24 Mar Weather-Based Marketing
Checking the weather forecast is one of the first things many people do when they wake up in the morning. We plan our days around the weather; our vacations around the weather. So why wouldn’t we consider weather-based marketing planning?
Most companies take a seasonal approach to marketing products and services. But, seasons are not the same as weather. With the advancement of accurate, longer-term weather forecasting technology, the opportunity to create more frequent “spontaneous” or “flash” campaigns has increased dramatically.
Weather-based Marketing – It’s a Thing
An example of one industry using weather as a marketing opportunity is golf. There are a number of courses in our area that will allow you to play 18 holes for the price of what the temperature is that day. For those of us who live in the upper Midwest, paying $40 to play in 40-degree temperatures is a deal too sweet to pass up. It’s not particularly scientific, but the sliding scale of the desire to play and temperature is a pretty reliable correlation.
Automating Weather Event Triggers
You may ask yourself how much time and effort all of this going to take?

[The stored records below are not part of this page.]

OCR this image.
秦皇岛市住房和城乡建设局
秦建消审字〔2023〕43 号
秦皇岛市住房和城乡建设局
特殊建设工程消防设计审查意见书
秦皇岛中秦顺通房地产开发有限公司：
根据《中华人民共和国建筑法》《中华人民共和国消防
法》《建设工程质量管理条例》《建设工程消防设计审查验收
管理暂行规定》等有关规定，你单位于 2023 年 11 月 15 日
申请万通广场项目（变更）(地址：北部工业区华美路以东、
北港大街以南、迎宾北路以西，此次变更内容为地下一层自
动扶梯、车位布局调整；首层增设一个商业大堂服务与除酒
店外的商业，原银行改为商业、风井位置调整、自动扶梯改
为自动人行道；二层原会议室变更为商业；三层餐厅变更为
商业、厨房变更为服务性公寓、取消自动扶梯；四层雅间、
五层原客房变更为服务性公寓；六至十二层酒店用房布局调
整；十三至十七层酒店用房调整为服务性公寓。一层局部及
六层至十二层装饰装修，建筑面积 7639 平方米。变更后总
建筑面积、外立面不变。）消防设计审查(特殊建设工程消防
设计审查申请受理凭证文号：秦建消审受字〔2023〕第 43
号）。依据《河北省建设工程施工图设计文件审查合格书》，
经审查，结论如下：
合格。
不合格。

The answer is…not as much as you think. Let me give you an example:
You run an HVAC company. Customers need routine maintenance on their furnace and AC. It’s easy to put it off until a weather event make turning on the heat mandatory. Oops, it’s not working. Now you need emergency service (like everyone else who procrastinated this honey-do item.)

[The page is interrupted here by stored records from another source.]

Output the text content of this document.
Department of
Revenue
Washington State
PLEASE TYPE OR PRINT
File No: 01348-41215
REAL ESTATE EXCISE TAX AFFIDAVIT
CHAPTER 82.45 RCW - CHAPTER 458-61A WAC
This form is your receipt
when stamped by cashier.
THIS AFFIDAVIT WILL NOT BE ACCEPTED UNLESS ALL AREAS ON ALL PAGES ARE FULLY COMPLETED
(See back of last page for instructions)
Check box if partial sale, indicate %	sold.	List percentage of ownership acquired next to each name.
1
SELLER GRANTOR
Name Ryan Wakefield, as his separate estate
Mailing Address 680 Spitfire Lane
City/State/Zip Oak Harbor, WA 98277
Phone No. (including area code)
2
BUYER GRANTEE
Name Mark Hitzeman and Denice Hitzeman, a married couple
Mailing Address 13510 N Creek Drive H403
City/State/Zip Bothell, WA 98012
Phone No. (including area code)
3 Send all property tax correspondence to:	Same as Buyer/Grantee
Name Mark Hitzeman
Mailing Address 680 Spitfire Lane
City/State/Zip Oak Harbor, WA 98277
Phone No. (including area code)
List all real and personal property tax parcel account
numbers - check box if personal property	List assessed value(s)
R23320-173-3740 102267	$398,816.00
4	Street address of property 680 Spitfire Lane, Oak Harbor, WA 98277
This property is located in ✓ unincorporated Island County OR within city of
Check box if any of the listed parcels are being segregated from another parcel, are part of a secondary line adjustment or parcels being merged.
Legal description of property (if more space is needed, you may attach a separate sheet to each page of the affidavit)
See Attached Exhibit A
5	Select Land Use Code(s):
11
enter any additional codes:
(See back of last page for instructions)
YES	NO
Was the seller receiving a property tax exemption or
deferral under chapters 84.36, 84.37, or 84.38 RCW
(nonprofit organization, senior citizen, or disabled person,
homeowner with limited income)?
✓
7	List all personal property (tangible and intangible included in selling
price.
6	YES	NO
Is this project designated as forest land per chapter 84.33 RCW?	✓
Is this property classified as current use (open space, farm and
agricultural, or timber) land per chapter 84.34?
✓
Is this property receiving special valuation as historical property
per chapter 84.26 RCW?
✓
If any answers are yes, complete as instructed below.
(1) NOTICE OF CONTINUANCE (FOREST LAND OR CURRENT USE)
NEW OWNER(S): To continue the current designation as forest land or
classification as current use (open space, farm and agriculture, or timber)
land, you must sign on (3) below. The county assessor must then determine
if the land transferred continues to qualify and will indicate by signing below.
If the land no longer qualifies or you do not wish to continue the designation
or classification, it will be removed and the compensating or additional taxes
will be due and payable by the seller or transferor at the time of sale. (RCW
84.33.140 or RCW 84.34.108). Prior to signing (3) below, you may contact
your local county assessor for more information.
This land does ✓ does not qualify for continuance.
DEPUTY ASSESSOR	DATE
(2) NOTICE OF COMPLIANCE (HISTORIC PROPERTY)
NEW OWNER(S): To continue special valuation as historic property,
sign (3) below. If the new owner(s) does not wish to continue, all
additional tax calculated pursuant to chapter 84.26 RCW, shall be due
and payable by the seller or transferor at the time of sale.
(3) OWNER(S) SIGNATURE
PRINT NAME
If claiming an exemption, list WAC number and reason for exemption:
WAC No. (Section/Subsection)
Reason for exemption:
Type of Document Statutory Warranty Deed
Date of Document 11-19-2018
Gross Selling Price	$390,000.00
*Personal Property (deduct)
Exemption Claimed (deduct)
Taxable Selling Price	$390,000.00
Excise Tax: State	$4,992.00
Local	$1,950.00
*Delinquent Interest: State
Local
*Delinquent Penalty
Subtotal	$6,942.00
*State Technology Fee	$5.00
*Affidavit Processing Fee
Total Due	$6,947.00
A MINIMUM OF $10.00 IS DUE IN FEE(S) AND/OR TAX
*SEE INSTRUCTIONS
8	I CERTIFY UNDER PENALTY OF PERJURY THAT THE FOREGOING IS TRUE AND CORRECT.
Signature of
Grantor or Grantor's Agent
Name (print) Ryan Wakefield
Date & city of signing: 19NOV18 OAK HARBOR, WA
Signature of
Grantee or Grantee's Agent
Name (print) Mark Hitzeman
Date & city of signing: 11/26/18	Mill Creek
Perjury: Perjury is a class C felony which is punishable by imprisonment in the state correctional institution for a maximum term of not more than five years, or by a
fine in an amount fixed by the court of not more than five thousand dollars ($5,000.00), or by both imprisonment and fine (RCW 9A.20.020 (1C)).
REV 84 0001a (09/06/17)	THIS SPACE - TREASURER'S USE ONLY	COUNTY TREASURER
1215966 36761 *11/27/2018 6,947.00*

Now, what if you had a marketing objective to reach out to customers as a result of a weather event? To get ahead of competitors, you set up a digital marketing campaign to reach customers and prospects the first day temperatures drop below a certain threshold. There are automated systems that allow you to do this. A personal favorite is If This Then That (IFTTT). Once the temperature drops below 40 degrees, a Facebook post and eBlast launches to all followers and subscribers. You don’t miss these opportunities because your campaign automatically triggers your marketing effort at the most optimal time. It doesn’t have to be just temperature. It could be rainfall, a snow storm, air quality, even hurricane conditions.
Supply Chain Forecasting
Take another step back. With the sophistication of meteorologic forecasting comes the ability to more accurately predict weather far out into the future. As a business owner, when you know something is coming, you can prepare for it, including stocking and staffing accordingly.
Let’s say you’re alerted that a storm is coming far enough in advance to stock your store with just the right stuff. Imagine customers needing batteries, bottled water, plywood and any number of essentials. Your shelves are chock full of what they need, while your competitor’s shelves are bare. Where do you think those customers will shop the next time around?
With some faith in technology and planning, you can freeze out the competition without constant monitoring. Weather-based marketing – it’s a thing.